Imboscati a destra e sinistra: forse sono io che non capisco perché sono uno degli imboscati, ma...

Forse sono io che non capisco, che non comprendo. O forse è qualche sindacato che pensa di cavalcare l'onda del dissenso e gioca a fare il paladino della giustizia. Comunque sia non riesco ad inquadrare il motivo per cui un giorno si e l'altro pure, a turno, i sindacati cosidetti “confederali” (e purtroppo pure di qualche altro sindacato di soli poliziotti) si lanciano in pubblici proclami che “denunciano” la carenza di organico di Polizia Penitenziaria, puntando il dito sulla quantità di personale impiegato nel Nucleo Traduzioni e Piantonamenti, nel GOM, negli istituti minorili, nelle Fiamme Azzurre, nell'Uspev, nelle Scuole di formazione... etc. il tutto per “denunciare” che questo personale non è impiegato in carcere.

Ma perché, spiegatemelo, questi incarchi, servizi (chiamateli come volete) non fanno parte della Polizia Penitenziaria? Che facciamo, smettiamo di fare le traduzioni e i piantonamenti perché così recuperiamo personale da impiegare in sezione? Decidiamo unilateralmente di chiudere gli istituti minorili per recuperare mille poliziotti da impiegare in sezione?
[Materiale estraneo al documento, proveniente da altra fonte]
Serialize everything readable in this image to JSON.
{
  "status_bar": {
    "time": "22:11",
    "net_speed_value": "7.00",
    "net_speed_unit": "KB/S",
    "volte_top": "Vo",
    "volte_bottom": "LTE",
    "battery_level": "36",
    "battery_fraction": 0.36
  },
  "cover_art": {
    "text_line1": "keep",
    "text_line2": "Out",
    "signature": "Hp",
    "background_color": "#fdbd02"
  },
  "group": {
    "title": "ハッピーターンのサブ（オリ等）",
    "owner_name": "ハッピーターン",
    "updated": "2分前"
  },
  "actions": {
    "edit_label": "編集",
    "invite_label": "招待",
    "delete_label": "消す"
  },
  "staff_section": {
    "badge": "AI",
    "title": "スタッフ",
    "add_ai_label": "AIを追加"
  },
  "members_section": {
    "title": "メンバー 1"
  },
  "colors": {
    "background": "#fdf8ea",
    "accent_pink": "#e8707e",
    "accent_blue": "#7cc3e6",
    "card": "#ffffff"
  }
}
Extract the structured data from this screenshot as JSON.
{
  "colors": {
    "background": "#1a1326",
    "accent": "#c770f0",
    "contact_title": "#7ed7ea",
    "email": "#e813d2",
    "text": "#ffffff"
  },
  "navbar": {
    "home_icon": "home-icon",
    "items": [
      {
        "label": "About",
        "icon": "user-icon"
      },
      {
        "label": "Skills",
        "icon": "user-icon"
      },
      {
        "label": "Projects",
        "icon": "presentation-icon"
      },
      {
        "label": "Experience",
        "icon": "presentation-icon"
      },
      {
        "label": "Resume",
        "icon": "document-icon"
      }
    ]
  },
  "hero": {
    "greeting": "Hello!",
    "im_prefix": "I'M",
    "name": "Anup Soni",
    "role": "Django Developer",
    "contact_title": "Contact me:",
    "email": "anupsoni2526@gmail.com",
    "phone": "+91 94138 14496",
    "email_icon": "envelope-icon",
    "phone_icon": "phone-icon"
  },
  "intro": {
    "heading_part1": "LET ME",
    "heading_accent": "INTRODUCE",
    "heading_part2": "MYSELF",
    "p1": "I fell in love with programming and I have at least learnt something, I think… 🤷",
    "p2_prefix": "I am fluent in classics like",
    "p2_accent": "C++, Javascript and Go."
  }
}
Sciogliamo il GOM perché facciamo finta che tutti quelli del GOM lavorano nella sede centrale a Roma e non, soprattutto, nelle sezioni del 41-bis? Abbattiamo le Fiamme Azzurre così da da una carenza di 8.000 agenti passiamo ad una carenza di 7.940? Chiudiamo le scuole di formazione perché vogliamo raccontarci che sono loro che hanno creato la carenza d'organico?

(ndr: il titolo e l'immagine scelta sono evidentemente provocatori. Ce ne “scusiamo” con l'autore dell'intervento di cui conosciamo la dedizione e l'impegno quotidiano nel suo lavoro da “imboscato”).